The contest was a joint initiative of the WFP Centre of Excellence and the University Centre of Brasília. The competition aimed to identify research centres and educational groups worldwide with expertise in food and nutritional security in order to support the generation and dissemination of knowledge, and promote the integration of science and politics in the food and nutritional security research field.
Winners
First place went to Rozane Marcia Triches, PhD in Nutrition and professor at Universidade Federal de Fronteira do Sul, in Paraná state, southern Brazil. Her paper, “Efficiency and efficacy of public food procurement from family farmers for school feeding in south of Brazil”, demonstrates that efficiency of public food procurement from smallholder farmers is greater when there is strategic action of social actors. Based on interviews and the revision of rendition of accounts and public calls, the paper shows that effective purchases provide income to family farmers and quality food to schoolchildren.

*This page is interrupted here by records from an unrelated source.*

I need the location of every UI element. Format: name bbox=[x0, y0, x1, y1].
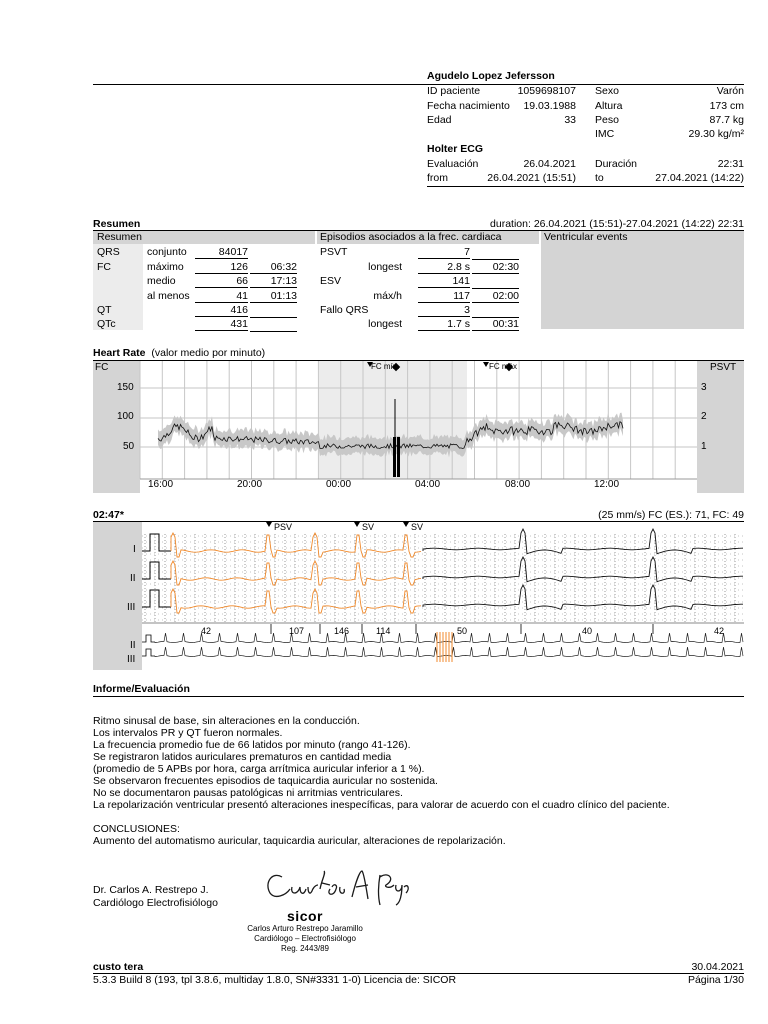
hr-title: Heart Rate bbox=[93, 347, 146, 359]
marker-sv: SV bbox=[362, 522, 375, 532]
esv-row-rule bbox=[472, 288, 519, 289]
esv-label: ESV bbox=[320, 275, 342, 287]
stamp-line-1: Carlos Arturo Restrepo Jaramillo bbox=[247, 924, 363, 933]
stamp-line-3: Reg. 2443/89 bbox=[280, 944, 330, 953]
height-label: Altura bbox=[595, 100, 623, 112]
rhythm-lead-ii: II bbox=[130, 640, 136, 651]
psvt-longest-time: 02:30 bbox=[472, 261, 519, 274]
report-line: La frecuencia promedio fue de 66 latidos por minuto (rango 41-126). bbox=[93, 739, 411, 751]
fc-max-marker-label: FC máx bbox=[489, 362, 517, 371]
height-value: 173 cm bbox=[709, 100, 744, 112]
fc-min-marker-label: FC mín. bbox=[371, 362, 400, 371]
esv-value: 141 bbox=[418, 275, 470, 288]
strip-info: (25 mm/s) FC (ES.): 71, FC: 49 bbox=[598, 509, 744, 521]
qt-value: 416 bbox=[195, 304, 248, 317]
footer-page: Página 1/30 bbox=[687, 974, 744, 986]
qrs-value: 84017 bbox=[195, 246, 248, 259]
fc-min-label: al menos bbox=[147, 290, 190, 302]
hr-right-axis-bg bbox=[697, 361, 744, 493]
fc-mid-label: medio bbox=[147, 275, 176, 287]
pause-longest-time: 00:31 bbox=[472, 318, 519, 331]
report-line: Se observaron frecuentes episodios de taquicardia auricular no sostenida. bbox=[93, 775, 438, 787]
psvt-longest-label: longest bbox=[368, 261, 402, 273]
to-value: 27.04.2021 (14:22) bbox=[655, 172, 744, 184]
fc-max-time: 06:32 bbox=[250, 261, 297, 274]
sex-value: Varón bbox=[716, 85, 744, 97]
footer-date: 30.04.2021 bbox=[691, 961, 744, 973]
hr-rtick-1: 1 bbox=[701, 441, 707, 452]
hr-title-row bbox=[93, 347, 265, 359]
dob-label: Fecha nacimiento bbox=[427, 100, 510, 112]
stamp-line-2: Cardiólogo – Electrofisiólogo bbox=[254, 934, 356, 943]
esv-max-label: máx/h bbox=[373, 290, 402, 302]
strip-time: 02:47* bbox=[93, 509, 124, 521]
pause-longest-value: 1.7 s bbox=[418, 318, 470, 331]
pause-value: 3 bbox=[418, 304, 470, 317]
esv-max-time: 02:00 bbox=[472, 290, 519, 303]
weight-value: 87.7 kg bbox=[709, 114, 744, 126]
col1-header: Resumen bbox=[97, 231, 142, 243]
sicor-stamp bbox=[240, 908, 370, 954]
qtc-value: 431 bbox=[195, 318, 248, 331]
holter-title: Holter ECG bbox=[427, 143, 484, 155]
duration-label: Duración bbox=[595, 158, 638, 170]
report-line: Se registraron latidos auriculares prematuros en cantidad media bbox=[93, 751, 392, 763]
rr-value-0: 42 bbox=[201, 626, 212, 636]
hr-xtick-5: 12:00 bbox=[594, 479, 620, 490]
eval-value: 26.04.2021 bbox=[523, 158, 576, 170]
report-line: La repolarización ventricular presentó alteraciones inespecíficas, para valorar de acuerdo con el cuadro clínico del paciente. bbox=[93, 799, 670, 811]
conclusions-text: Aumento del automatismo auricular, taquicardia auricular, alteraciones de repolarización. bbox=[93, 835, 506, 847]
marker-psv: PSV bbox=[274, 522, 293, 532]
header-rule bbox=[93, 84, 744, 85]
qrs-sub: conjunto bbox=[147, 246, 187, 258]
report-line: Ritmo sinusal de base, sin alteraciones en la conducción. bbox=[93, 715, 360, 727]
psvt-row-rule bbox=[472, 259, 519, 260]
report-line: No se documentaron pausas patológicas ni arritmias ventriculares. bbox=[93, 787, 403, 799]
qtc-label: QTc bbox=[97, 318, 116, 330]
bmi-value: 29.30 kg/m² bbox=[688, 128, 744, 140]
weight-label: Peso bbox=[595, 114, 619, 126]
hr-xtick-0: 16:00 bbox=[148, 479, 174, 490]
doctor-role: Cardiólogo Electrofisiólogo bbox=[93, 897, 218, 909]
to-label: to bbox=[595, 172, 604, 184]
handwritten-signature bbox=[262, 865, 412, 910]
hr-left-axis-bg bbox=[93, 361, 140, 493]
rhythm-lead-iii: III bbox=[127, 654, 136, 665]
lead-iii: III bbox=[127, 602, 136, 613]
from-label: from bbox=[427, 172, 448, 184]
report-rule bbox=[93, 696, 744, 697]
ecg-strip bbox=[93, 522, 744, 670]
psvt-label: PSVT bbox=[320, 246, 348, 258]
pause-longest-label: longest bbox=[368, 318, 402, 330]
fc-mid-value: 66 bbox=[195, 275, 248, 288]
age-label: Edad bbox=[427, 114, 452, 126]
from-value: 26.04.2021 (15:51) bbox=[487, 172, 576, 184]
bmi-label: IMC bbox=[595, 128, 615, 140]
sicor-logo bbox=[240, 908, 370, 924]
psvt-value: 7 bbox=[418, 246, 470, 259]
patient-name: Agudelo Lopez Jefersson bbox=[427, 70, 555, 82]
qrs-label: QRS bbox=[97, 246, 120, 258]
age-value: 33 bbox=[564, 114, 576, 126]
footer-version: 5.3.3 Build 8 (193, tpl 3.8.6, multiday 1.8.0, SN#3331 1-0) Licencia de: SICOR bbox=[93, 974, 457, 986]
sicor-logo-text: sicor bbox=[287, 908, 323, 924]
hr-xtick-1: 20:00 bbox=[237, 479, 263, 490]
rr-value-5: 40 bbox=[582, 626, 593, 636]
report-body bbox=[93, 715, 744, 847]
report-title: Informe/Evaluación bbox=[93, 683, 190, 695]
fc-min-value: 41 bbox=[195, 290, 248, 303]
summary-title: Resumen bbox=[93, 218, 141, 230]
fc-label: FC bbox=[97, 261, 111, 273]
hr-ytick-100: 100 bbox=[117, 411, 134, 422]
eval-label: Evaluación bbox=[427, 158, 479, 170]
fc-mid-time: 17:13 bbox=[250, 275, 297, 288]
col2-header: Episodios asociados a la frec. cardiaca bbox=[320, 231, 502, 243]
fc-max-label: máximo bbox=[147, 261, 184, 273]
report-line: Los intervalos PR y QT fueron normales. bbox=[93, 727, 283, 739]
duration-value: 22:31 bbox=[717, 158, 744, 170]
hr-rtick-2: 2 bbox=[701, 411, 707, 422]
holter-rule bbox=[427, 186, 744, 187]
summary-col3-bg bbox=[541, 231, 744, 329]
esv-max-value: 117 bbox=[418, 290, 470, 303]
id-label: ID paciente bbox=[427, 85, 481, 97]
fc-min-time: 01:13 bbox=[250, 290, 297, 303]
qtc-row-rule bbox=[250, 331, 297, 332]
heart-rate-chart bbox=[93, 361, 744, 493]
lead-ii: II bbox=[130, 573, 136, 584]
psvt-longest-value: 2.8 s bbox=[418, 261, 470, 274]
hr-xtick-2: 00:00 bbox=[326, 479, 352, 490]
rr-value-2: 146 bbox=[334, 626, 350, 636]
lead-i: I bbox=[133, 544, 136, 555]
report-line: (promedio de 5 APBs por hora, carga arrítmica auricular inferior a 1 %). bbox=[93, 763, 425, 775]
rr-value-3: 114 bbox=[376, 626, 391, 636]
rr-value-4: 50 bbox=[457, 626, 468, 636]
hr-xtick-4: 08:00 bbox=[505, 479, 531, 490]
hr-left-axis-label: FC bbox=[95, 362, 109, 373]
summary-duration: duration: 26.04.2021 (15:51)-27.04.2021 (14:22) 22:31 bbox=[490, 218, 744, 230]
fc-max-value: 126 bbox=[195, 261, 248, 274]
sex-label: Sexo bbox=[595, 85, 619, 97]
footer-brand: custo tera bbox=[93, 961, 144, 973]
doctor-name: Dr. Carlos A. Restrepo J. bbox=[93, 884, 209, 896]
col3-header: Ventricular events bbox=[544, 231, 628, 243]
hr-ytick-50: 50 bbox=[123, 441, 135, 452]
pause-label: Fallo QRS bbox=[320, 304, 369, 316]
qt-label: QT bbox=[97, 304, 112, 316]
hr-ytick-150: 150 bbox=[117, 382, 134, 393]
rr-value-6: 42 bbox=[714, 626, 725, 636]
conclusions-title: CONCLUSIONES: bbox=[93, 823, 180, 835]
id-value: 1059698107 bbox=[517, 85, 576, 97]
rr-value-1: 107 bbox=[289, 626, 305, 636]
hr-right-axis-label: PSVT bbox=[710, 362, 737, 373]
hr-rtick-3: 3 bbox=[701, 382, 707, 393]
qt-row-rule bbox=[250, 317, 297, 318]
dob-value: 19.03.1988 bbox=[523, 100, 576, 112]
hr-xtick-3: 04:00 bbox=[415, 479, 441, 490]
marker-sv-2: SV bbox=[411, 522, 424, 532]
hr-subtitle: (valor medio por minuto) bbox=[151, 347, 266, 359]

Raymond Jatta, PhD in Economics and Programme Coordinator at the Forum for Agricultural Research in Africa, in The Gambia, won second place with the paper “Community Cereal Banking in The Gambia: determinants and impacts on food and nutrition security”. Community cereal banking is one possible strategy to help farming communities buffer production and prices shocks, as well as seasonal variations in their access to food. The study analyses the determinants of the communities’ choice of cereal banking as development project and assess the treatment effect on food and nutrition security outcomes. Results show that cereal banking substantially reduces inter-seasonal food price variability at the community level, improves households’ food and nutrition security, but has less impact on their wealth accumulation.
Third place went to Renato Lagapa Base, MSc in Economics and Researcher at the Estonian Crop Research Institute, in the Philippines. Lagapa Base submitted the paper “A Conceptual Paper on the Policy-Framework That Mirrors the Dynamic Link between Human Security, Social Protection and Safety Nets, and Food and Nutritional Security: The Case of the ‘Gulayan sa Paaralan Program’”. The research shows the policy-framework that came out from the promulgated policies of the Department of Education in the Philippines relative to its Gulayan sa Paaralan Program. It demonstrates the link between the concepts human security, social protection and safety nets, and food and nutritional security embedded in the policy-framework.
Fourth place went to Mariana Girardi, MSc in Nurtition at Universidade Federal de Santa Catarina, Brazil, for the paper “Policy coherence in the implementation of the 2030 agenda for sustainable development: the Brazilian school feeding programme case study”. Fifth place went to Clement Mensah, from University of West Cape, South Africa, for the paper “Incentivizing smallholder farmer livelihoods and constructing food security through home-grown school feeding: the case of SNV’s Grain Banks Initiative in Sissala East District, Ghana”.